UBC Theses and Dissertations
The complex socio-spatial architecture of Rhizopogon spp. mycorrhizal networks in xeric and mesic old-growth interior Douglas-fir forest plots Beiler, Kevin Jon
Mycorrhizal networks (MNs) can influence tree establishment and resource competition but little is known regarding their underlying architecture in situ. This study examined the socio-spatial architecture of MNs between Rhizopogon spp. genets and interior Douglas-fir (Pseudotsuga menziesii var. glauca (Beissn.) Franco) trees in an old-growth forest. MN features were contrasted between plots with xeric versus mesic soil moisture regimes as a proxy for changes in site water stress anticipated with climate change. My objectives were to: (1) describe the fine-scale spatial patterns and autecological traits of R. vesiculosus and R. vinicolor mycelia systems and compare these between xeric and mesic plots; (2) describe the spatial patterns and architecture of Rhizopogon spp.
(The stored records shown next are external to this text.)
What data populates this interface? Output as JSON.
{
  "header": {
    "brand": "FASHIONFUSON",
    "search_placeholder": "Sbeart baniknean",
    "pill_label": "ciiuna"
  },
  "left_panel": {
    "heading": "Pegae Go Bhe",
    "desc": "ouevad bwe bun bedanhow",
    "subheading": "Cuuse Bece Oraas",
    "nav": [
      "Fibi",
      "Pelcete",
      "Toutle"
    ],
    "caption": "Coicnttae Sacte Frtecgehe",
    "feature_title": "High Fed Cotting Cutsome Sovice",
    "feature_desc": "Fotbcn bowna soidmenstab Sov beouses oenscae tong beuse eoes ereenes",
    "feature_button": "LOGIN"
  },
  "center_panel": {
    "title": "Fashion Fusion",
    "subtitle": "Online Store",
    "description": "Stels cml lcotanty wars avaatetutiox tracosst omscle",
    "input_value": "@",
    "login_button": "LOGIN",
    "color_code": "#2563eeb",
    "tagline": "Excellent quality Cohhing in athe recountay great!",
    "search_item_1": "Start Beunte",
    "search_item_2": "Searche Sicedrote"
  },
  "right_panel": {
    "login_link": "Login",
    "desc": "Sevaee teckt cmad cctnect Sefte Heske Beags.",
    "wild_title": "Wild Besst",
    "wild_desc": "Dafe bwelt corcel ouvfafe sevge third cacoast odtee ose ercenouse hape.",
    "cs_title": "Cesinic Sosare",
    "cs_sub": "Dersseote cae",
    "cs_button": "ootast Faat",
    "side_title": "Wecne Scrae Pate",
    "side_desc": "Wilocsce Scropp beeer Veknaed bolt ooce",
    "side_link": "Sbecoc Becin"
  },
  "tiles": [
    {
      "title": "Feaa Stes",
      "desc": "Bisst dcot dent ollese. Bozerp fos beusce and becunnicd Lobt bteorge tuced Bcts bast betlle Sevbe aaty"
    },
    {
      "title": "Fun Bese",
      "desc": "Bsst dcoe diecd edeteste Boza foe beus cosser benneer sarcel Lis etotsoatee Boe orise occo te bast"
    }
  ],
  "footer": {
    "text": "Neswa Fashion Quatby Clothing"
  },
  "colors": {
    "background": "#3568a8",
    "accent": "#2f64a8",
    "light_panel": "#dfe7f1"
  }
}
MNs at the forest stand scale; (3) contrast MN architectures between phytocentric and mycocentric perspectives and between xeric and mesic plots, and identify critical determinants of MN architectures. Rhizopogon vesiculosus mycelia occurred deeper, were more spatially prolific, and colonized more tree roots than R. vinicolor mycelia. Both species were associated with moist microsites within plots, and had more prolific mycelia in mesic compared to xeric plots. The occurrence of R. vesiculosus shifted in the presence of R. vinicolor towards deeper soil horizons, suggesting competition and foraging strategy are important for niche partitioning between these species. At the forest stand scale, Rhizopogon spp. genets spanned tens of metres and colonized up to 19 trees, but R. vesiculosus genets were larger and linked more trees than R. vinicolor genets. Multiple tree cohorts were linked, with saplings and mature trees sharing the same fungal genets. Across all plots, the physical size of individual trees or fungal genets was positively related to their MN connectivity. This together with size asymmetries among different genets and trees resulted in the self-organization of complex, hierarchical scale-free MN architectures. The MNs appear robust to random perturbations but susceptible to the loss of large trees or fungal genets. No MN structural differences were found between phytocentric and mycocentric models or between xeric versus mesic plots. The pervasive mycelia and extensive MNs formed by these Rhizopogon spp. could influence interior Douglas-fir stand dynamics and resistance to water stress.